Comment expliquer que 235 baleines se soient échouées en même temps ?

Ces globicéphales sont échoués dans la baie de Port Macquarie dans l’ouest de la Tasmanie. Sarah Baldock/Reuters

concentration – 235 dauphins ou globicéphales ont été retrouvés échoués sur les côtes australiennes mercredi. Pour expliquer cela, de nombreux éléments ont été mis en avant, notamment des causes naturelles.

C’est une nouvelle errance de la taille des cétacés. Mercredi 21 septembre, 235 globicéphales, ou dauphins pilotes, ont été découverts échoués à Port Macquarie sur la côte ouest de la Tasmanie, en Australie. Parmi ceux-ci, seuls 32 ont survécu, selon le Tasmanian Wildlife Service. “Nous nous attendons à ce que la grande majorité retourne à la mer”Le biologiste marin Sam Thalman a déclaré à l’AFP. En septembre 2020, 500 globicéphales se sont déjà échoués sur les côtes de cette nation insulaire du sud de l’Australie.

Si les premières hypothèses avancées par les autorités locales indiquent des conditions environnementales défavorables, alors les raisons de cet événement peuvent être plus larges.

“Pièges à mammifères marins”

La première cause peut être naturelle. “La Tasmanie est l’un des meilleurs endroits où les baleines peuvent s’échouer.

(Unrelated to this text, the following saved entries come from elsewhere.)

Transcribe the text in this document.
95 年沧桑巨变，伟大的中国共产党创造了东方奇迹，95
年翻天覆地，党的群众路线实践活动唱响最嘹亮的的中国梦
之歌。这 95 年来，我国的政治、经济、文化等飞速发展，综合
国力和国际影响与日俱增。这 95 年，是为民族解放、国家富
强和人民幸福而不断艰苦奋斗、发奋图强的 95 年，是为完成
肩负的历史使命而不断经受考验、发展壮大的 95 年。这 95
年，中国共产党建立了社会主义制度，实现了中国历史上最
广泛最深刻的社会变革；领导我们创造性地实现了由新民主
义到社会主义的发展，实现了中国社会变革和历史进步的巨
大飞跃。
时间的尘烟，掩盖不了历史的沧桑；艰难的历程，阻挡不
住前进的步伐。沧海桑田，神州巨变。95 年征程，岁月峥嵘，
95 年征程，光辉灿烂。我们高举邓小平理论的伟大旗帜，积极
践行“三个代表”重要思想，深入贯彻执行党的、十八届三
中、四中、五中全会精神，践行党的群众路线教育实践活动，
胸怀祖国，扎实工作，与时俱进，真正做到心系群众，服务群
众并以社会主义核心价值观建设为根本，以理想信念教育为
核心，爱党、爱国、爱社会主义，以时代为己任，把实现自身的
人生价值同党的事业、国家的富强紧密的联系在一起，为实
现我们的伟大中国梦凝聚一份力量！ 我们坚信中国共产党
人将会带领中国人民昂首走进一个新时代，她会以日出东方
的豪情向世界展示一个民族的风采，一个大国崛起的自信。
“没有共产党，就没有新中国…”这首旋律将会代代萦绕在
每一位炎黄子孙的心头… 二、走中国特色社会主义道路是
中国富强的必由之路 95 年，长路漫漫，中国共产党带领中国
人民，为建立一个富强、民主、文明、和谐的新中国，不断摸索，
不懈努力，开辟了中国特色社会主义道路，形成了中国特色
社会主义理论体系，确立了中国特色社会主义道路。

Certaines personnes appellent ces zones des “pièges à mammifères marins” en raison de la marée descendante rapide.”Karen Stocken, chercheuse spécialisée dans l’écologie et la biologie des mammifères marins à l’université Massey en Nouvelle-Zélande, a déclaré à l’AFP.

«Il est possible que cette importante délinquance – car 230 à la fois c’est beaucoup – ait été causée par une perturbation de leur milieu naturel.complet pour Le Figaro Léa David est chercheuse en écologie marine à l’Institut Eco Océan de Montpellier. Je pense notamment aux nuisances sonores. Par exemple, une explosion peut assommer des cétacés et endommager leur sonar». Clarifier:Tout cela limite leur communication. Ils utilisent le son pour socialiser et trouver leur proie.

Une autre possibilité s’est avancée, à savoir l’imitation chez les cétacés. “Chez ce type d’animal il y a une vraie culture sociale et des liens très forts entre eux. Il n’est pas exclu que ces animaux suivent un membre important du groupe comme une grand-mère ou un bébé»Et le Léa David s’explique encore. Il n’est donc pas impossible qu’un membre du groupe laisse un malade s’échouer et que les autres baleines du groupe le suivent.

La proie en question ?

Le transport de proies à terre est une autre option. “Les globicéphales se nourrissent principalement de calmars. Le réchauffement climatique pourrait entraîner le déplacement de ces espèces vers la côte« Forcer les cétacés à accompagner ce mouvement », lance Léa David.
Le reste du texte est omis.